The Court Recognizes It’s an Outlier

The court acknowledged that “the circuits have some differences of opinion in this area” and observed that in addition to the Fifth Circuit’s rulings upholding class/collective action waivers in D.R. Horton, Inc. v. NLRB, 737 F.3d 344 (5th Cir. 2013) and Murphy Oil USA, Inc. v. NLRB, 808 F.3d 1013 (5th Cir. 2015), the Second, Eighth and Ninth Circuits had also declined to set down broad rules barring such waivers when addressing the issue.
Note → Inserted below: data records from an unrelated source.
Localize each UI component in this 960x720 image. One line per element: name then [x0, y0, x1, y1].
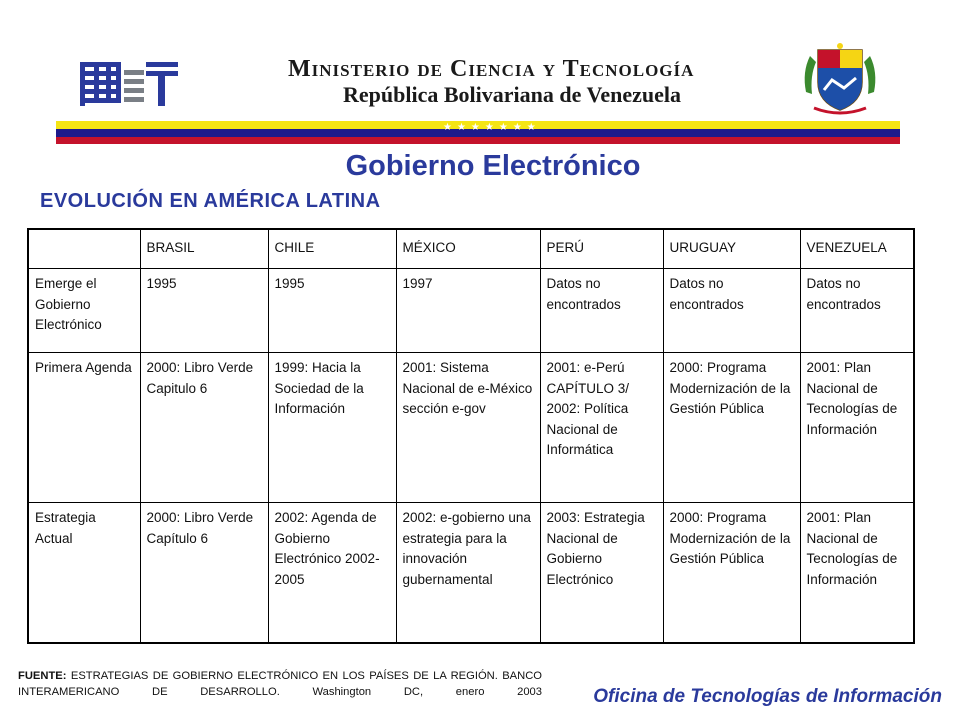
source-note [18, 668, 542, 700]
table-cell: 2003: Estrategia Nacional de Gobierno Electrónico [540, 503, 663, 644]
table-cell: Datos no encontrados [540, 269, 663, 353]
header-cell-peru: PERÚ [540, 229, 663, 269]
page-title: Gobierno Electrónico [345, 150, 641, 182]
republic-subtitle: República Bolivariana de Venezuela [343, 82, 681, 107]
office-name: Oficina de Tecnologías de Información [593, 686, 942, 707]
page-subtitle: EVOLUCIÓN EN AMÉRICA LATINA [40, 190, 381, 212]
row-label-cell: Primera Agenda [28, 353, 140, 503]
table-cell: 1997 [396, 269, 540, 353]
table-cell: 1999: Hacia la Sociedad de la Información [268, 353, 396, 503]
table-cell: 2000: Programa Modernización de la Gestión Pública [663, 353, 800, 503]
table-cell: Datos no encontrados [663, 269, 800, 353]
header-cell-mexico: MÉXICO [396, 229, 540, 269]
table-row [28, 503, 914, 644]
row-label-cell: Estrategia Actual [28, 503, 140, 644]
coat-of-arms-icon [798, 42, 882, 116]
table-cell: 2000: Programa Modernización de la Gestión Pública [663, 503, 800, 644]
table-row [28, 269, 914, 353]
table-cell: 2002: e-gobierno una estrategia para la innovación gubernamental [396, 503, 540, 644]
header-cell-venezuela: VENEZUELA [800, 229, 914, 269]
table-cell: 1995 [268, 269, 396, 353]
header-cell-chile: CHILE [268, 229, 396, 269]
table-cell: 2000: Libro Verde Capitulo 6 [140, 353, 268, 503]
table-cell: 2001: Sistema Nacional de e-México sección e-gov [396, 353, 540, 503]
stars-decoration: ★★★★★★★ [443, 122, 541, 133]
table-cell: 2001: e-Perú CAPÍTULO 3/ 2002: Política Nacional de Informática [540, 353, 663, 503]
table-header-row [28, 229, 914, 269]
mct-logo [80, 60, 178, 108]
header-cell-uruguay: URUGUAY [663, 229, 800, 269]
table-cell: 2001: Plan Nacional de Tecnologías de Información [800, 503, 914, 644]
table-cell: 2001: Plan Nacional de Tecnologías de Información [800, 353, 914, 503]
evolution-table [27, 228, 915, 644]
table-cell: 1995 [140, 269, 268, 353]
table-cell: Datos no encontrados [800, 269, 914, 353]
table-cell: 2002: Agenda de Gobierno Electrónico 2002-2005 [268, 503, 396, 644]
source-text: ESTRATEGIAS DE GOBIERNO ELECTRÓNICO EN LOS PAÍSES DE LA REGIÓN. BANCO INTERAMERICANO DE DESARROLLO. Washington DC, enero 2003 [18, 670, 543, 698]
table-row [28, 353, 914, 503]
ministry-title: Ministerio de Ciencia y Tecnología [288, 56, 695, 82]
header-cell-brasil: BRASIL [140, 229, 268, 269]
source-label: FUENTE: [18, 670, 67, 682]
table-cell: 2000: Libro Verde Capítulo 6 [140, 503, 268, 644]
header-cell-empty [28, 229, 140, 269]
row-label-cell: Emerge el Gobierno Electrónico [28, 269, 140, 353]
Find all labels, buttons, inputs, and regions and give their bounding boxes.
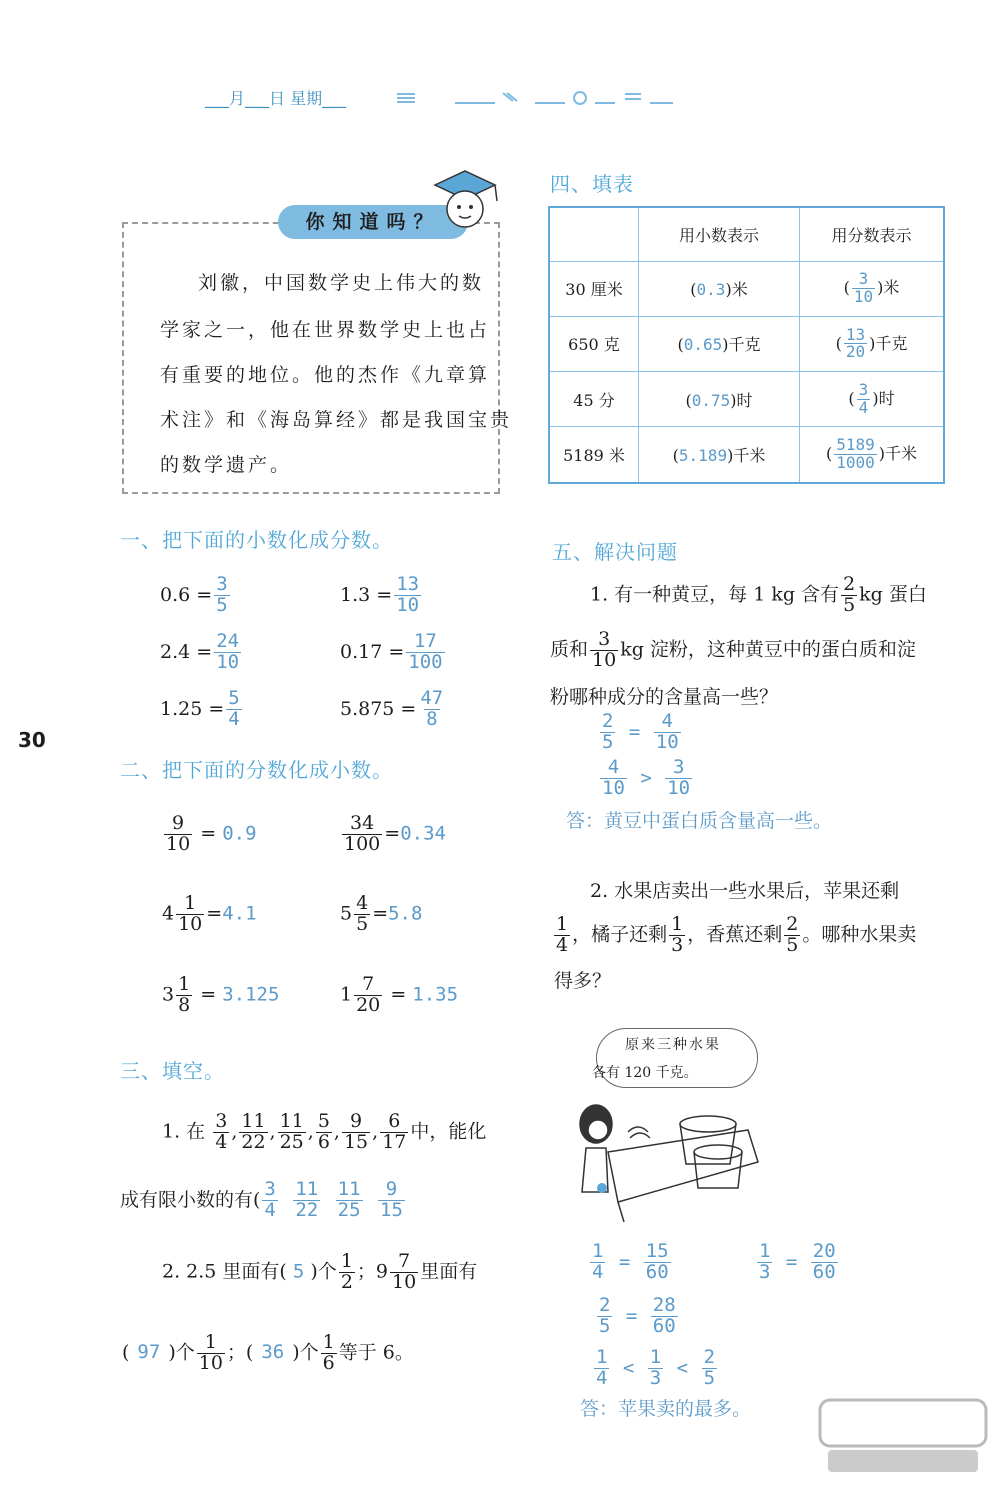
section-1-title: 一、把下面的小数化成分数。 <box>120 528 393 552</box>
s2-item-6: 1 $\frac{7}{20}$ = 1.35 <box>340 973 459 1016</box>
box-line-4: 术注》和《海岛算经》都是我国宝贵 <box>160 409 513 431</box>
s5-problem-1-line-3: 粉哪种成分的含量高一些？ <box>550 686 779 708</box>
s2-item-1: $\frac{9}{10}$ = 0.9 <box>166 812 257 855</box>
scholar-mascot-icon <box>425 163 505 233</box>
s5-problem-2-work-3: $\frac{2}{5}$ = $\frac{28}{60}$ <box>599 1294 676 1337</box>
s5-problem-1-work-2: $\frac{4}{10}$ > $\frac{3}{10}$ <box>602 756 691 799</box>
section-5-title: 五、解决问题 <box>552 540 678 564</box>
did-you-know-title: 你知道吗？ <box>278 205 468 239</box>
s5-problem-1-answer: 答：黄豆中蛋白质含量高一些。 <box>566 810 833 832</box>
table-row-label: 5189 米 <box>549 427 639 483</box>
fruit-shop-illustration <box>568 1092 768 1222</box>
s1-item-4: 0.17 = $\frac{17}{100}$ <box>340 630 443 673</box>
table-header-fraction: 用分数表示 <box>800 207 945 261</box>
s5-problem-2-work-1: $\frac{1}{4}$ = $\frac{15}{60}$ <box>592 1240 669 1283</box>
s2-item-3: 4 $\frac{1}{10}$ =4.1 <box>162 892 257 935</box>
s5-problem-2-work-4: $\frac{1}{4}$ < $\frac{1}{3}$ < $\frac{2}{5}$ <box>596 1346 716 1389</box>
section-3-title: 三、填空。 <box>120 1059 225 1083</box>
table-row-fraction: ( $\frac{3}{10}$ )米 <box>800 261 945 316</box>
section-2-title: 二、把下面的分数化成小数。 <box>120 758 393 782</box>
s1-item-1: 0.6 = $\frac{3}{5}$ <box>160 573 228 616</box>
s5-problem-1-work-1: $\frac{2}{5}$ = $\frac{4}{10}$ <box>602 710 679 753</box>
s5-problem-2-line-3: 得多？ <box>554 970 612 992</box>
table-row-decimal: (5.189)千米 <box>639 427 800 483</box>
table-row-fraction: ( $\frac{13}{20}$ )千克 <box>800 316 945 371</box>
box-line-1: 刘徽，中国数学史上伟大的数 <box>198 272 485 294</box>
box-line-3: 有重要的地位。他的杰作《九章算 <box>160 364 491 386</box>
s5-problem-1-line-2: 质和 $\frac{3}{10}$ kg 淀粉，这种黄豆中的蛋白质和淀 <box>550 628 916 671</box>
table-row-decimal: (0.3)米 <box>639 261 800 316</box>
s5-problem-1-line-1: 1. 有一种黄豆，每 1 kg 含有 $\frac{2}{5}$ kg 蛋白 <box>590 573 927 616</box>
s5-problem-2-work-2: $\frac{1}{3}$ = $\frac{20}{60}$ <box>759 1240 836 1283</box>
s2-item-5: 3 $\frac{1}{8}$ = 3.125 <box>162 973 280 1016</box>
table-row-fraction: ( $\frac{5189}{1000}$ )千米 <box>800 427 945 483</box>
s1-item-2: 1.3 = $\frac{13}{10}$ <box>340 573 420 616</box>
s1-item-3: 2.4 = $\frac{24}{10}$ <box>160 630 240 673</box>
s3-question-2-line-2: ( 97 )个 $\frac{1}{10}$ ；( 36 )个 $\frac{1}{6}$ 等于 6。 <box>122 1331 414 1374</box>
s2-item-4: 5 $\frac{4}{5}$ =5.8 <box>340 892 423 935</box>
page-number: 30 <box>18 728 46 752</box>
table-row-label: 45 分 <box>549 372 639 427</box>
s5-problem-2-answer: 答：苹果卖的最多。 <box>580 1398 752 1420</box>
speech-bubble-line-2: 各有 120 千克。 <box>592 1065 698 1081</box>
table-row-label: 30 厘米 <box>549 261 639 316</box>
header-decoration <box>385 90 675 104</box>
table-row-fraction: ( $\frac{3}{4}$ )时 <box>800 372 945 427</box>
table-row-label: 650 克 <box>549 316 639 371</box>
speech-bubble-line-1: 原来三种水果 <box>625 1037 721 1053</box>
s3-question-1-line-1: 1. 在 $\frac{3}{4}$ , $\frac{11}{22}$ , $\frac{11}{25}$ , $\frac{5}{6}$ , $\frac{9}{15}$ , $\frac{6}{17}$ 中，能化 <box>162 1110 487 1153</box>
table-header-empty <box>549 207 639 261</box>
s2-item-2: $\frac{34}{100}$ =0.34 <box>344 812 446 855</box>
s1-item-6: 5.875 = $\frac{47}{8}$ <box>340 687 444 730</box>
s5-problem-2-line-2: $\frac{1}{4}$ ，橘子还剩 $\frac{1}{3}$ ，香蕉还剩 $\frac{2}{5}$ 。哪种水果卖 <box>556 913 917 956</box>
section-4-title: 四、填表 <box>550 172 634 196</box>
box-line-2: 学家之一，他在世界数学史上也占 <box>160 319 491 341</box>
s1-item-5: 1.25 = $\frac{5}{4}$ <box>160 687 240 730</box>
table-row-decimal: (0.65)千克 <box>639 316 800 371</box>
weather-icons-decoration <box>385 91 675 105</box>
table-row-decimal: (0.75)时 <box>639 372 800 427</box>
s3-question-2-line-1: 2. 2.5 里面有( 5 )个 $\frac{1}{2}$ ；9 $\frac{7}{10}$ 里面有 <box>162 1250 478 1293</box>
fill-table <box>548 206 945 484</box>
table-header-decimal: 用小数表示 <box>639 207 800 261</box>
header-date-line: ___月___日 星期___ <box>205 89 347 108</box>
s5-problem-2-line-1: 2. 水果店卖出一些水果后，苹果还剩 <box>590 880 900 902</box>
s3-question-1-line-2: 成有限小数的有( $\frac{3}{4}$ $\frac{11}{22}$ $\frac{11}{25}$ $\frac{9}{15}$ <box>120 1178 403 1221</box>
box-line-5: 的数学遗产。 <box>160 454 293 476</box>
watermark-logo <box>818 1398 988 1476</box>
The court did, however, offer one example of how employers might limit the potential adverse consequences of its decision, explaining that if the company’s “provision had permitted collective arbitration, it would not have run afoul of Section 7 …”

What’s Next?

As if to underscore the uncertainty surrounding this issue at the national level, exactly one week after the Seventh Circuit's decision in Lewis, the Eighth Circuit issued an opinion reaffirming its position that class/collective action waivers do not unlawfully interfere with the right to engage in concerted activity (although the Eighth Circuit enforced the NLRB's order to the extent it found the agreement violated the NLRA because employees would reasonably have read it as prohibiting them from filing unfair labor practice charges).  Accordingly, employers should continue to carefully track this issue.  Other Circuits may address it in the near future, and it could make its way to the Supreme Court (despite the current 4-4 split).  In the meantime, employers may consider whether and how to revisit their current waivers for employees working within Wisconsin, Illinois and Indiana.